I had said I wasn’t gonna write no more poems like this
Gil Scott-Heron
Michigan has one women’s prison, the Women’s Huron Valley Correctional Facility in Ypsilanti, and it is a piece of work. On Monday, attorneys representing 20 women filed a $500 million lawsuit, claiming that recorded and recording strip searches constitutes invasion of privacy, intentional abuse, and violation of rights. According to the filing, “Defendants … implemented a policy of recording strip searches that they knew or should have known would trigger trauma responses in a population with high rates of sexual abuse history …. What these women continue to endure is nothing short of horrific. This case exposes a grotesque abuse of power that directly retraumatizes survivors of sexual assault …. This history of problematic strip search practices at WHV demonstrates a recurring pattern.” Since its inception, Women’s Huron Valley Correctional Facility has a demonstrated recurring pattern of willful, intentional violence against women.
In 2012, Carol Jacobsen, founder and Director of the Michigan Women’s Justice and Clemency Project, noted, “Abu Ghraib has nothing on Huron Valley.” She was describing the irony that Huron Valley was meant to solve the crisis of abuse of women prisoners in the Robert Scott Correctional Facility. As a result of widespread torture and abuse, Scott was closed in 2009, and all the women were moved to Huron Valley, which, according to Carol Jacobsen, was worse than Scott.
In 2014, Women’s Huron Valley Correctional Facility was investigated for human and civil rights abuses against mentally ill female patients.
In November 2015, a twenty-five-year-old Black woman, Janika Nichole Edmond died, or better was executed, in the Women’s Huron Valley Correctional Facility. Janika Edmond’s story is short and terribly familiar: Janika Edmond lived with mental illness. Once in Michigan’s `criminal justice’ system, her condition deteriorated. She had a history of assaulting prison guards, which resulted in her being sent to solitary, which resulted in her becoming more aggressive. The rate of `incident reports’ skyrocketed. No one did anything. In 2014, Janika Edmond made a rope out of a towel and tried to hang herself. Earlier in 2015, Janika Edmond was found with a razor. She said, repeatedly, that she was “tired of being here” and was hearing voices. Unfortunately, no one on staff heard or listened to Janika Edmond’s voice. The day she died, Janika Edmonds asked for a suicide prevention vest. The guards laughed. Hours later, she lay dead on the floor. “The death report provided by the MDOC [Michigan Department of Corrections] for Edmond shows her presumed cause of death was suicide.” That was no suicide. That was murder at the hands of the State.

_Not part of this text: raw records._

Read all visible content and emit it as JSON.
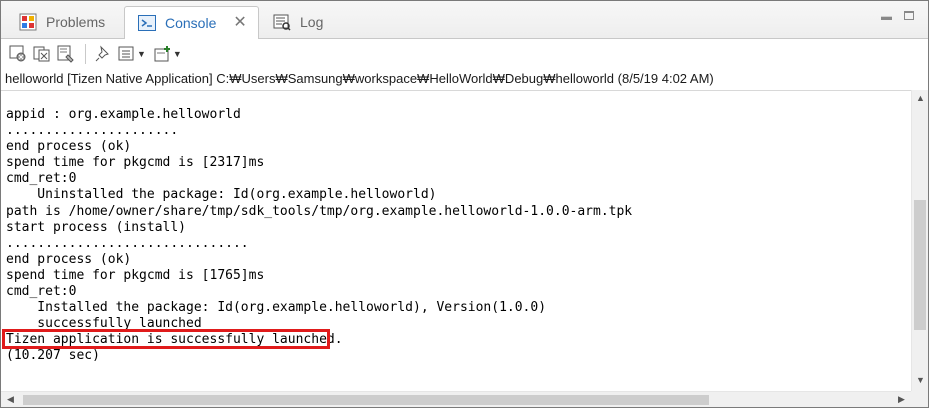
{
  "tabs": [
    {
      "label": "Problems",
      "icon": "problems-icon"
    },
    {
      "label": "Console",
      "icon": "console-icon",
      "active": true
    },
    {
      "label": "Log",
      "icon": "log-icon"
    }
  ],
  "process_title": "helloworld [Tizen Native Application] C:₩Users₩Samsung₩workspace₩HelloWorld₩Debug₩helloworld (8/5/19 4:02 AM)",
  "console_lines": [
    "appid : org.example.helloworld",
    "......................",
    "end process (ok)",
    "spend time for pkgcmd is [2317]ms",
    "cmd_ret:0",
    "    Uninstalled the package: Id(org.example.helloworld)",
    "path is /home/owner/share/tmp/sdk_tools/tmp/org.example.helloworld-1.0.0-arm.tpk",
    "start process (install)",
    "...............................",
    "end process (ok)",
    "spend time for pkgcmd is [1765]ms",
    "cmd_ret:0",
    "    Installed the package: Id(org.example.helloworld), Version(1.0.0)",
    "    successfully launched",
    "Tizen application is successfully launched.",
    "(10.207 sec)"
  ],
  "colors": {
    "highlight": "#e01b1b",
    "active_tab_text": "#2a6fb8"
  }
}
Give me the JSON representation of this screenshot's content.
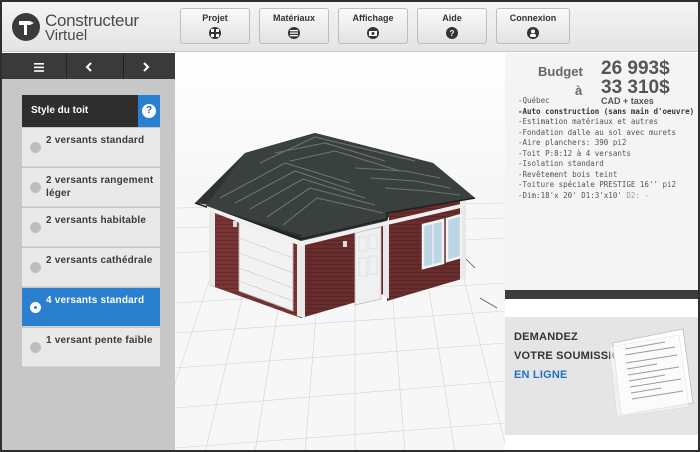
{
  "app": {
    "logo_line1": "Constructeur",
    "logo_line2": "Virtuel"
  },
  "nav": [
    {
      "label": "Projet",
      "icon": "grid-icon"
    },
    {
      "label": "Matériaux",
      "icon": "list-icon"
    },
    {
      "label": "Affichage",
      "icon": "camera-icon"
    },
    {
      "label": "Aide",
      "icon": "question-icon"
    },
    {
      "label": "Connexion",
      "icon": "user-icon"
    }
  ],
  "toolbar": {
    "menu_icon": "menu-icon",
    "prev_icon": "chevron-left-icon",
    "next_icon": "chevron-right-icon"
  },
  "panel": {
    "title": "Style du toit",
    "help": "?",
    "options": [
      {
        "label": "2 versants standard",
        "selected": false
      },
      {
        "label": "2 versants rangement léger",
        "selected": false
      },
      {
        "label": "2 versants habitable",
        "selected": false
      },
      {
        "label": "2 versants cathédrale",
        "selected": false
      },
      {
        "label": "4 versants standard",
        "selected": true
      },
      {
        "label": "1 versant pente faible",
        "selected": false
      }
    ]
  },
  "budget": {
    "label": "Budget",
    "min": "26 993$",
    "separator": "à",
    "max": "33 310$",
    "unit": "CAD + taxes"
  },
  "specs": [
    {
      "text": "-Québec",
      "bold": false
    },
    {
      "text": "-Auto construction (sans main d'oeuvre)",
      "bold": true
    },
    {
      "text": "-Estimation matériaux et autres",
      "bold": false
    },
    {
      "text": "-Fondation dalle au sol avec murets",
      "bold": false
    },
    {
      "text": "-Aire planchers: 390 pi2",
      "bold": false
    },
    {
      "text": "-Toit P:8:12  à 4 versants",
      "bold": false
    },
    {
      "text": "-Isolation standard",
      "bold": false
    },
    {
      "text": "-Revêtement bois teint",
      "bold": false
    },
    {
      "text": "-Toiture spéciale PRESTIGE 16'' pi2",
      "bold": false
    },
    {
      "text": "-Dim:18'x 20'  D1:3'x10'",
      "bold": false,
      "extra": "D2: -"
    }
  ],
  "promo": {
    "line1": "DEMANDEZ",
    "line2": "VOTRE SOUMISSION",
    "line3": "EN LIGNE"
  },
  "colors": {
    "accent": "#2b7fcf",
    "dark": "#3a3a3a",
    "wall": "#7a3535",
    "roof": "#3a3f3d"
  }
}
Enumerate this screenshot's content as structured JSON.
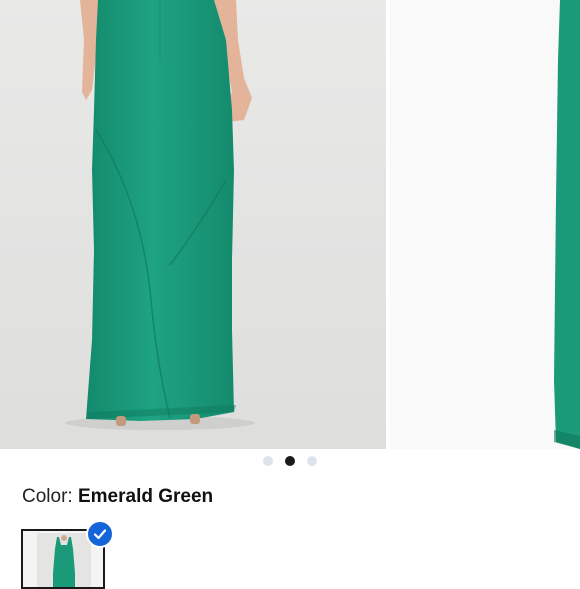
{
  "gallery": {
    "slide_count": 3,
    "active_slide": 2,
    "images": [
      {
        "icon": "emerald-green-maxi-dress-back-view"
      },
      {
        "icon": "emerald-green-dress-partial-view"
      }
    ]
  },
  "color": {
    "label": "Color:",
    "value": "Emerald Green",
    "hex": "#1a9a78"
  },
  "swatches": [
    {
      "name": "Emerald Green",
      "selected": true
    }
  ],
  "theme": {
    "selected_accent": "#1565d8",
    "active_dot": "#1a1a1a",
    "inactive_dot": "#dde3ea"
  }
}
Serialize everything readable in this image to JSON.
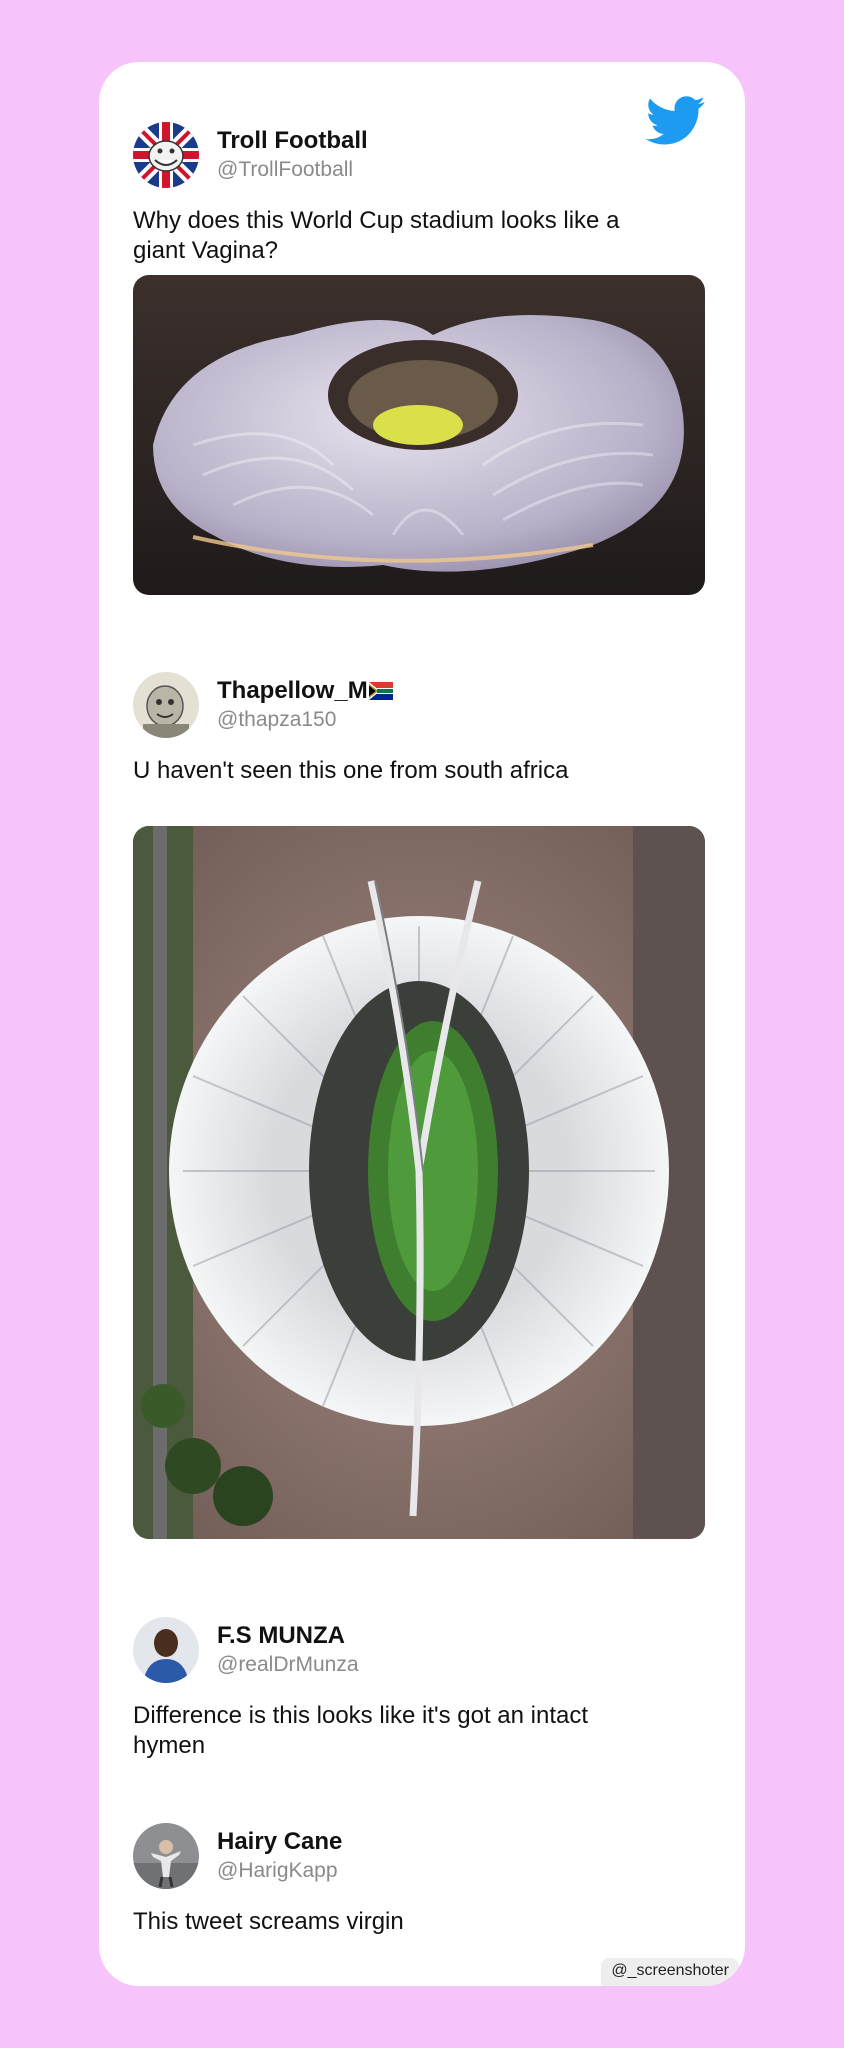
{
  "brand": {
    "logo_icon": "twitter-bird-icon",
    "accent": "#1d9bf0",
    "background": "#f6c4fb"
  },
  "tweets": [
    {
      "display_name": "Troll Football",
      "handle": "@TrollFootball",
      "text": "Why does this World Cup stadium looks like a giant Vagina?",
      "avatar_icon": "troll-face-union-jack-avatar",
      "media": "stadium-render-image"
    },
    {
      "display_name": "Thapellow_M",
      "name_emoji": "south-africa-flag-icon",
      "handle": "@thapza150",
      "text": "U haven't seen this one from south africa",
      "avatar_icon": "cartoon-avatar",
      "media": "stadium-aerial-photo"
    },
    {
      "display_name": "F.S MUNZA",
      "handle": "@realDrMunza",
      "text": "Difference is this looks like it's got an intact hymen",
      "avatar_icon": "person-photo-avatar"
    },
    {
      "display_name": "Hairy Cane",
      "handle": "@HarigKapp",
      "text": "This tweet screams virgin",
      "avatar_icon": "person-photo-avatar"
    }
  ],
  "watermark": "@_screenshoter"
}
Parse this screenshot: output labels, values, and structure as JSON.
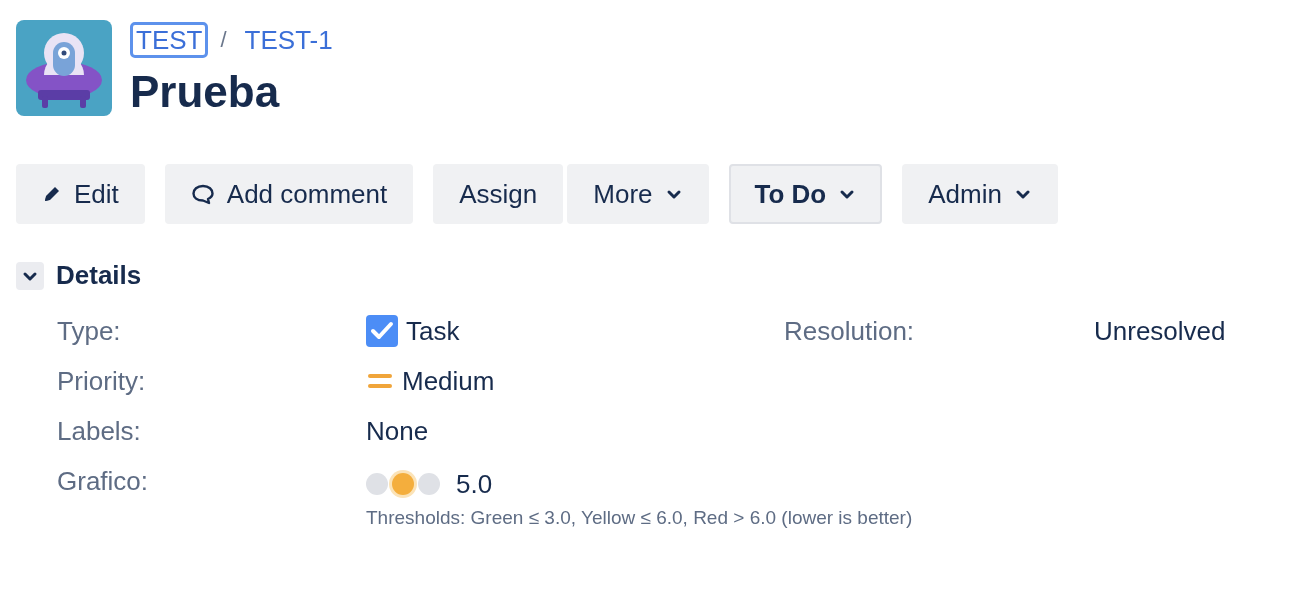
{
  "header": {
    "breadcrumbs": [
      {
        "label": "TEST",
        "focused": true
      },
      {
        "label": "TEST-1",
        "focused": false
      }
    ],
    "separator": "/",
    "title": "Prueba"
  },
  "toolbar": [
    {
      "buttons": [
        {
          "label": "Edit",
          "kind": "edit"
        }
      ]
    },
    {
      "buttons": [
        {
          "label": "Add comment",
          "kind": "comment"
        }
      ]
    },
    {
      "buttons": [
        {
          "label": "Assign",
          "kind": "action"
        },
        {
          "label": "More",
          "kind": "menu"
        }
      ]
    },
    {
      "buttons": [
        {
          "label": "To Do",
          "kind": "status"
        }
      ]
    },
    {
      "buttons": [
        {
          "label": "Admin",
          "kind": "menu"
        }
      ]
    }
  ],
  "details": {
    "title": "Details",
    "expanded": true,
    "left": [
      {
        "label": "Type:",
        "value": "Task",
        "kind": "task"
      },
      {
        "label": "Priority:",
        "value": "Medium",
        "kind": "priority"
      },
      {
        "label": "Labels:",
        "value": "None",
        "kind": "text"
      },
      {
        "label": "Grafico:",
        "value": "5.0",
        "kind": "lights",
        "lights": [
          {
            "lit": false,
            "color": "#dfe1e6"
          },
          {
            "lit": true,
            "color": "#f4ae3d"
          },
          {
            "lit": false,
            "color": "#dfe1e6"
          }
        ],
        "note": "Thresholds: Green ≤ 3.0, Yellow ≤ 6.0, Red > 6.0 (lower is better)"
      }
    ],
    "right": [
      {
        "label": "Resolution:",
        "value": "Unresolved"
      }
    ]
  }
}
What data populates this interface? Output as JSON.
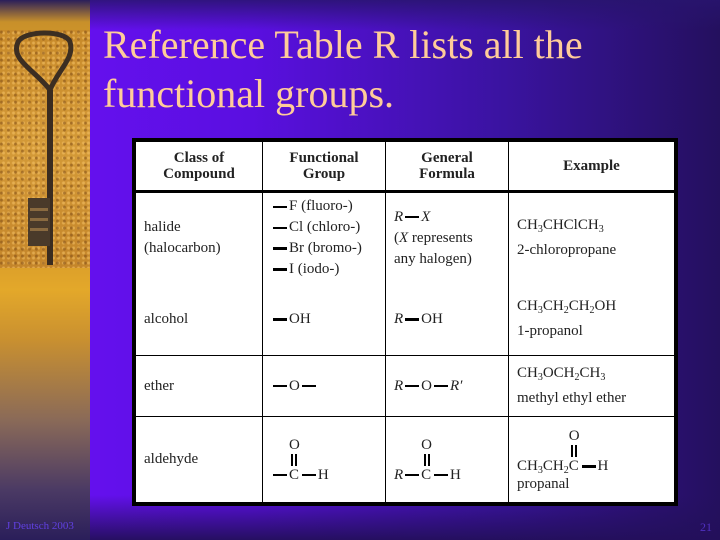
{
  "slide": {
    "title_line1": "Reference Table R lists all the",
    "title_line2": "functional groups.",
    "footer_author": "J Deutsch 2003",
    "page_number": "21",
    "colors": {
      "title": "#ffcc99",
      "background_accent": "#6a10f5"
    }
  },
  "table": {
    "headers": {
      "class": [
        "Class of",
        "Compound"
      ],
      "group": [
        "Functional",
        "Group"
      ],
      "formula": [
        "General",
        "Formula"
      ],
      "example": "Example"
    },
    "halide": {
      "class_line1": "halide",
      "class_line2": "(halocarbon)",
      "groups": [
        "F (fluoro-)",
        "Cl (chloro-)",
        "Br (bromo-)",
        "I (iodo-)"
      ],
      "formula_r": "R",
      "formula_x": "X",
      "formula_note1_pre": "(",
      "formula_note1_x": "X",
      "formula_note1_post": " represents",
      "formula_note2": "any halogen)",
      "example_parts": [
        "CH",
        "3",
        "CHClCH",
        "3"
      ],
      "example_name": "2-chloropropane"
    },
    "alcohol": {
      "class": "alcohol",
      "group": "OH",
      "formula_r": "R",
      "formula_rest": "OH",
      "example_parts": [
        "CH",
        "3",
        "CH",
        "2",
        "CH",
        "2",
        "OH"
      ],
      "example_name": "1-propanol"
    },
    "ether": {
      "class": "ether",
      "group": "O",
      "formula_r": "R",
      "formula_o": "O",
      "formula_r2": "R′",
      "example_parts": [
        "CH",
        "3",
        "OCH",
        "2",
        "CH",
        "3"
      ],
      "example_name": "methyl ethyl ether"
    },
    "aldehyde": {
      "class": "aldehyde",
      "group_o": "O",
      "group_c": "C",
      "group_h": "H",
      "formula_r": "R",
      "formula_o": "O",
      "formula_c": "C",
      "formula_h": "H",
      "example_parts": [
        "CH",
        "3",
        "CH",
        "2"
      ],
      "example_o": "O",
      "example_c": "C",
      "example_h": "H",
      "example_name": "propanal"
    }
  }
}
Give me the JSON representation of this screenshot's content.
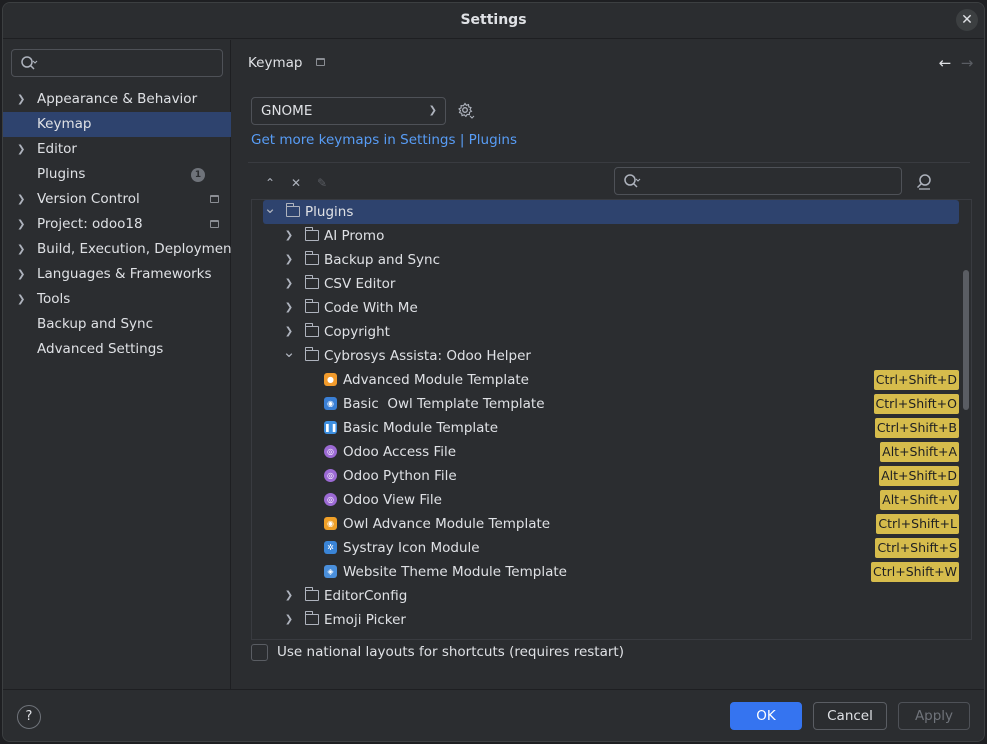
{
  "window": {
    "title": "Settings"
  },
  "sidebar": {
    "items": [
      {
        "label": "Appearance & Behavior",
        "expandable": true
      },
      {
        "label": "Keymap",
        "selected": true
      },
      {
        "label": "Editor",
        "expandable": true
      },
      {
        "label": "Plugins",
        "badge": "1"
      },
      {
        "label": "Version Control",
        "expandable": true
      },
      {
        "label": "Project: odoo18",
        "expandable": true
      },
      {
        "label": "Build, Execution, Deployment",
        "expandable": true
      },
      {
        "label": "Languages & Frameworks",
        "expandable": true
      },
      {
        "label": "Tools",
        "expandable": true
      },
      {
        "label": "Backup and Sync"
      },
      {
        "label": "Advanced Settings"
      }
    ]
  },
  "main": {
    "breadcrumb": "Keymap",
    "keymap_select": "GNOME",
    "more_link": "Get more keymaps in Settings | Plugins",
    "tree": [
      {
        "label": "Plugins",
        "level": 0,
        "expanded": true,
        "folder": true
      },
      {
        "label": "AI Promo",
        "level": 1,
        "folder": true
      },
      {
        "label": "Backup and Sync",
        "level": 1,
        "folder": true
      },
      {
        "label": "CSV Editor",
        "level": 1,
        "folder": true
      },
      {
        "label": "Code With Me",
        "level": 1,
        "folder": true
      },
      {
        "label": "Copyright",
        "level": 1,
        "folder": true
      },
      {
        "label": "Cybrosys Assista: Odoo Helper",
        "level": 1,
        "folder": true,
        "expanded": true
      },
      {
        "label": "Advanced Module Template",
        "level": 2,
        "shortcut": "Ctrl+Shift+D",
        "icon": "orange"
      },
      {
        "label": "Basic  Owl Template Template",
        "level": 2,
        "shortcut": "Ctrl+Shift+O",
        "icon": "blue-owl"
      },
      {
        "label": "Basic Module Template",
        "level": 2,
        "shortcut": "Ctrl+Shift+B",
        "icon": "blue-pause"
      },
      {
        "label": "Odoo Access File",
        "level": 2,
        "shortcut": "Alt+Shift+A",
        "icon": "purple-circle"
      },
      {
        "label": "Odoo Python File",
        "level": 2,
        "shortcut": "Alt+Shift+D",
        "icon": "purple-circle"
      },
      {
        "label": "Odoo View File",
        "level": 2,
        "shortcut": "Alt+Shift+V",
        "icon": "purple-circle"
      },
      {
        "label": "Owl Advance Module Template",
        "level": 2,
        "shortcut": "Ctrl+Shift+L",
        "icon": "orange-owl"
      },
      {
        "label": "Systray Icon Module",
        "level": 2,
        "shortcut": "Ctrl+Shift+S",
        "icon": "blue-gear"
      },
      {
        "label": "Website Theme Module Template",
        "level": 2,
        "shortcut": "Ctrl+Shift+W",
        "icon": "blue-web"
      },
      {
        "label": "EditorConfig",
        "level": 1,
        "folder": true
      },
      {
        "label": "Emoji Picker",
        "level": 1,
        "folder": true
      }
    ],
    "national_layouts_label": "Use national layouts for shortcuts (requires restart)",
    "national_layouts_checked": false
  },
  "footer": {
    "help": "?",
    "ok": "OK",
    "cancel": "Cancel",
    "apply": "Apply"
  },
  "colors": {
    "accent": "#3574f0",
    "selection": "#2e436e",
    "link": "#589df6",
    "shortcut_highlight": "#d6bc4c"
  }
}
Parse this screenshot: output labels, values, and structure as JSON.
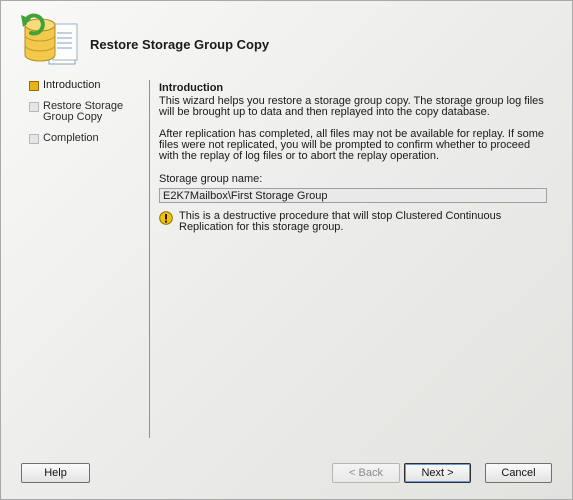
{
  "wizard": {
    "title": "Restore Storage Group Copy"
  },
  "steps": [
    {
      "label": "Introduction",
      "state": "active"
    },
    {
      "label": "Restore Storage Group Copy",
      "state": "pending"
    },
    {
      "label": "Completion",
      "state": "pending"
    }
  ],
  "main": {
    "title": "Introduction",
    "paragraph1": "This wizard helps you restore a storage group copy. The storage group log files will be brought up to data and then replayed into the copy database.",
    "paragraph2": "After replication has completed, all files may not be available for replay. If some files were not replicated, you will be prompted to confirm whether to proceed with the replay of log files or to abort the replay operation.",
    "field_label": "Storage group name:",
    "field_value": "E2K7Mailbox\\First Storage Group",
    "warning_text": "This is a destructive procedure that will stop Clustered Continuous Replication for this storage group."
  },
  "buttons": {
    "help": "Help",
    "back": "< Back",
    "next": "Next >",
    "cancel": "Cancel"
  },
  "icons": {
    "wizard": "storage-group-restore-icon",
    "warning": "warning-icon"
  },
  "colors": {
    "active_step": "#e8b31c",
    "warning": "#f2c200"
  }
}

In 2019, the Women’s Huron Valley Correctional Facility was sued for “perilous” conditions. According to the lawsuit, “The women have complained about the presence of mold in the facility for years, and continue to do so, but their pleas have been ignored.” Huron Valley “is operating under a state of degradation, filth, and inhumanity, endangering the health and safety of incarcerated women.” One of the attorneys described Huron Valley as “medieval and dungeon-like.” Three weeks ago, six years after the lawsuit was filed, a Michigan community forum heard the following, “The Women’s Huron Valley Correctional Facility is accused of having severe cases of black mold.”
Six years ago, we wrote, “Michigan’s only women’s prison, the Women’s Huron Valley Correctional Facility, is the architecture of shame in the United States of America. Michigan built a special hell for women, the Women’s Huron Valley Correctional Facility, and it’s been going on for years and it’s going on now. Have we no shame?” Nine years ago, we wrote, “What happened to Janika Nichole Edmond? Absolutely nothing out of the ordinary, just another Black woman crying out for help, dying in agony, “tired of being here.” In her death, she joins “the most common.” Who cares? Who cares? Who cares?”
How many more lawsuits will it take, how many more tortured and traumatized women, how many more corpses? How often must we discover the brutality of our “caring” before we finally demolish the special hell for women we have constructed not once but every day that we allow it to continue. Michigan’s special hell for women, Women’s Huron Valley Correctional Facility, belongs to each and every one of us.